Image Rotation

From CGAFaq

The easiest way, according to the comp.graphics faq, is to take the rotation transformation and invert it. Then you just iterate over the destination image, apply this inverse transformation and find which source pixel to copy there.

A much nicer way comes from the observation that the rotation matrix:

R(T) = { { cos(θ), -sin(θ) },
         { sin(θ), cos(θ) } }

is formed by multiplying three matrices, namely:

R(θ) = M₁(θ) * M₂(θ) * M₃(θ)

where

M1(θ) = { { 1, -tan(θ/2) },
	  { 0,      1    } }

M2(θ) = { { 1,      0    },
	  { sin(θ), 1    } }

M3(θ) = { { 1, -tan(θ/2) },
	  { 0,      1    } }

Each transformation can be performed in a separate pass, and because these transformations are either row-preserving or column-preserving, anti-aliasing is quite easy.

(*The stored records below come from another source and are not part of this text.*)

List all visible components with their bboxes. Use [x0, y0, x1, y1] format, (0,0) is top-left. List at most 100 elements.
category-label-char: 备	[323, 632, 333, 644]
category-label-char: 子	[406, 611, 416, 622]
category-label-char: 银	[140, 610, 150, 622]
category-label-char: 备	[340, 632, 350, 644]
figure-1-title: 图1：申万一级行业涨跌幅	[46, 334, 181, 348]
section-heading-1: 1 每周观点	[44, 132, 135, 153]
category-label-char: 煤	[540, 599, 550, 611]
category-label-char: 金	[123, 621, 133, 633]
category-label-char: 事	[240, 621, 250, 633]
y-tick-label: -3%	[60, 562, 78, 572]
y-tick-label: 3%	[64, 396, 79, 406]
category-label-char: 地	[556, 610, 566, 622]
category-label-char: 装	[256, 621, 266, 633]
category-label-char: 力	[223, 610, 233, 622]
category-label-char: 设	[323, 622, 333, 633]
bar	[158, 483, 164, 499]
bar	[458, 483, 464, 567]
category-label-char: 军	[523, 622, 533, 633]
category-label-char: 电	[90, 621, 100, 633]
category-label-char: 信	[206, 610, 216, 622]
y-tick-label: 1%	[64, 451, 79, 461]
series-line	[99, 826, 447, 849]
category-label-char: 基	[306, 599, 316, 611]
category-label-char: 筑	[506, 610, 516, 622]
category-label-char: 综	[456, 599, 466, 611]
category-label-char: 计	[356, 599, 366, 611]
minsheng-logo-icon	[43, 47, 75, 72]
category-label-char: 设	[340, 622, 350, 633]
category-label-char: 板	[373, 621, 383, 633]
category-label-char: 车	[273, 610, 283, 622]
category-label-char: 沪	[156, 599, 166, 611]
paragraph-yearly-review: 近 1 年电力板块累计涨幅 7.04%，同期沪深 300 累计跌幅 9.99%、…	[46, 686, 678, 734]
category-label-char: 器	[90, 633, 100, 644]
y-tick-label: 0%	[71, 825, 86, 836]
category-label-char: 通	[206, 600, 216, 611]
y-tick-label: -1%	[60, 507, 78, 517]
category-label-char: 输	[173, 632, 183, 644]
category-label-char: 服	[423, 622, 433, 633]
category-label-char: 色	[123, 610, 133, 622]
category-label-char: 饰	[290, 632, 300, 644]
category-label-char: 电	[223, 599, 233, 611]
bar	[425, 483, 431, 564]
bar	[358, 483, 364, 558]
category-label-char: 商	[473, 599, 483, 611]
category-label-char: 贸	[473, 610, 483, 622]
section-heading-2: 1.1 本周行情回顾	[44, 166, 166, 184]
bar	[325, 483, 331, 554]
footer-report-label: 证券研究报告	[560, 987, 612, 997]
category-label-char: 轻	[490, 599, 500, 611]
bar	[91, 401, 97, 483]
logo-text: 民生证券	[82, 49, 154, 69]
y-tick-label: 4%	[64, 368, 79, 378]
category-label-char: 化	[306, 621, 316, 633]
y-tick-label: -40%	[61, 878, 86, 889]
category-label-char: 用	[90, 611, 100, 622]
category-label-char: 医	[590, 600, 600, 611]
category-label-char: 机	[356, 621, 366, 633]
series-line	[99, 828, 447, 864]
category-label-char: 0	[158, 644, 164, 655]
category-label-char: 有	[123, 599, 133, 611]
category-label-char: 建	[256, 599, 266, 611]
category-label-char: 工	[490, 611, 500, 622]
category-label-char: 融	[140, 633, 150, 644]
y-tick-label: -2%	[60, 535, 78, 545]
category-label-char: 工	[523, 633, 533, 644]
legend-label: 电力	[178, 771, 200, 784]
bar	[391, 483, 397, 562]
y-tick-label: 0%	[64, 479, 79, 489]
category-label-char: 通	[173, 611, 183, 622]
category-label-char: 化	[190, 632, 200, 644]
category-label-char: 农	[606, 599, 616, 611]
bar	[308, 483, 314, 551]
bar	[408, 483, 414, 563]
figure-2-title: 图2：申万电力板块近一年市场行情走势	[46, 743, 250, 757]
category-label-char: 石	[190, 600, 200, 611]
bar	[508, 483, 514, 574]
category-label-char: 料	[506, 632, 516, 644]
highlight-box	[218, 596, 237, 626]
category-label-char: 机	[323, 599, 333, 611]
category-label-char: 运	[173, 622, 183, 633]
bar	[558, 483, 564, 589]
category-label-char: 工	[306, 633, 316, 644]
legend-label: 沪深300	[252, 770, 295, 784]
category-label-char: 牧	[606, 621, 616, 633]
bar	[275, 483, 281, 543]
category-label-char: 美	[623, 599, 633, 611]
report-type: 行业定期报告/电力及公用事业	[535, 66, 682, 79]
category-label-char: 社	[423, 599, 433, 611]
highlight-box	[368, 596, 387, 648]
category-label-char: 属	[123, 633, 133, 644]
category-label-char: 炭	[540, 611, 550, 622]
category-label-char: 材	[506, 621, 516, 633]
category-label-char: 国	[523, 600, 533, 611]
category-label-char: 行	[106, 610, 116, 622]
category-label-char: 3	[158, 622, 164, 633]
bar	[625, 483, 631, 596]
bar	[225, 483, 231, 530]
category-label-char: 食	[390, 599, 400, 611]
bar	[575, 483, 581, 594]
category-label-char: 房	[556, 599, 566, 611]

Another fast approach is to perform first a column-preserving roation, and then a row-preserving rotation. For an image W pixels wide and H pixels high, this requires W+H BitBlt operations in comparison to the brute-force rotation, which uses W*H SetPixel operations (and a lot of multiplying).

Reference:

• Paeth, A. W., "A Fast Algorithm for General Raster Rotation", Proceedings Graphics Interface ’89, Canadian Information Processing Society, 1986, pp. 77–81 [Note: email copies of this paper are no longer available.]

• [Gems I]